I remembered it. Ben’s birthday was in July. Mateo had just come over from the island to lead Cooper’s security detail. Billionaires—and their boyfriends—needed security, I supposed.

“So Ben, who I knew from his visit to the island where I’m from, introduced me to his sister. She was so radiant that day, the sun shining on her dark hair like fire.”

I rolled my eyes before I drew back the club to swing. That was Mateo, romanticizing everything. My hair had been windblown that day, and I’d forgotten to put an elastic on my wrist to pull it back.

“So I did my usual thing. Small talk. A little flirting. She even told me a joke.”

“A joke? Mimi?” Larissa laughed.

“I still remember it. I had to look it up because I didn’t get it at the time. Want to hear?”

“Definitely.”

“Mimi, do you want to tell it?” he asked.

I leaned on the club. He remembered? “No, you tell it.”

“Okay. So an infinite number of mathematicians walk into a bar. The first mathematician says to the bartender, ‘I’ll have a beer.’ The second says, ‘Half a beer, please.’ The third asks for a quarter beer. This is the part I didn’t get. Why would you ask for a part of a beer?” He chuckled. “But the barman gets it. He sets two beers in front of all of them. And all the mathematicians—remember, there’s an infinite number of them—go, ‘That’s all you’re giving us?’ The bartender says, ‘Come on, guys. Know your limit.’”

Larissa, just like I’d expected, stood there with her mouth open. Flavio had wandered off completely.

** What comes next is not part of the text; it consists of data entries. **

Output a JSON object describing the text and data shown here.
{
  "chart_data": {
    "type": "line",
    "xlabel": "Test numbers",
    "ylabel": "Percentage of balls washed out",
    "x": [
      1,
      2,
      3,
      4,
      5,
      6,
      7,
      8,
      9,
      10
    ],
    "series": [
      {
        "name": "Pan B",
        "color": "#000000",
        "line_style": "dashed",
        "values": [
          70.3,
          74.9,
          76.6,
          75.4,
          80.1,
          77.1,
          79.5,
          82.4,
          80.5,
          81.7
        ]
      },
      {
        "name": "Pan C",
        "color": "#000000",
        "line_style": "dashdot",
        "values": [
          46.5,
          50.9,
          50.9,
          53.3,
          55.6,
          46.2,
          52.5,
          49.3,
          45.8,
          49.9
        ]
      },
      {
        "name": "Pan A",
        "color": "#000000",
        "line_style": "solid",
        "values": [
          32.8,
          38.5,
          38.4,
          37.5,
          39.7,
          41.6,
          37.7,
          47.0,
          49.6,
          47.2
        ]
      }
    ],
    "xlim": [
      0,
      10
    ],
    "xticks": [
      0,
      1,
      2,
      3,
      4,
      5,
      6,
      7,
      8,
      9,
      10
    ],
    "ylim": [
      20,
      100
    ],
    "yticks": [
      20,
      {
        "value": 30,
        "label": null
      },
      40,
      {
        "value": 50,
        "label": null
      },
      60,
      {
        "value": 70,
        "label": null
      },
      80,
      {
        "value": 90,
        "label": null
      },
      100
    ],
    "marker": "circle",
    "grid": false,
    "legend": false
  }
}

“Later, I asked my smart cousin what it meant. He said it’s a calculus function. And I searched for it later and learned about limits of functions. I never got to calculus in school. Still, I knew it was a joke. So I countered with one of my own—a pun.”

“A pun?” Larissa asked with half a laugh.

“I said it would be hard to fog-get my first time in San Francisco.”

She groaned. “That’s terrible!”

I grimaced, not at the pun, but at the memory. I’d thought he was making fun of my nerdy joke. Snob that I was, I hadn’t realized he hadn’t had the same academic opportunities as his cousin.

Mateo winked at me. “I may have suggested I needed someone to keep me warm. My usual bullshit.”

I’d assumed he was mocking me with his fake flirting. I’d been curvy since puberty, and my desk job packed a little extra padding onto my butt. Guys who looked like Mateo didn’t flirt with women who looked like me. Or with women who told calculus jokes. He was an Adonis, and I was…just your regular corporate accountant.

“So that was it?” Larissa asked. “You’ve been together ever since?”

“No.” I sensed his bluster deflating a little behind me. “She shut me down. She told me to buy a better jacket.”

“I was serious about that. You were wearing a long-sleeved shirt as a jacket.” I whacked the ball, and it bounced down the green.

“It was July! But that’s my Mimi. Sensible as always. After that, I couldn’t think of anything to say to her. Everything that came out was painfully awkward. She broke me.”

I turned. “I didn’t break you.”

He spread his hands. “You did. Don’t you remember how ridiculous I was around you after that?”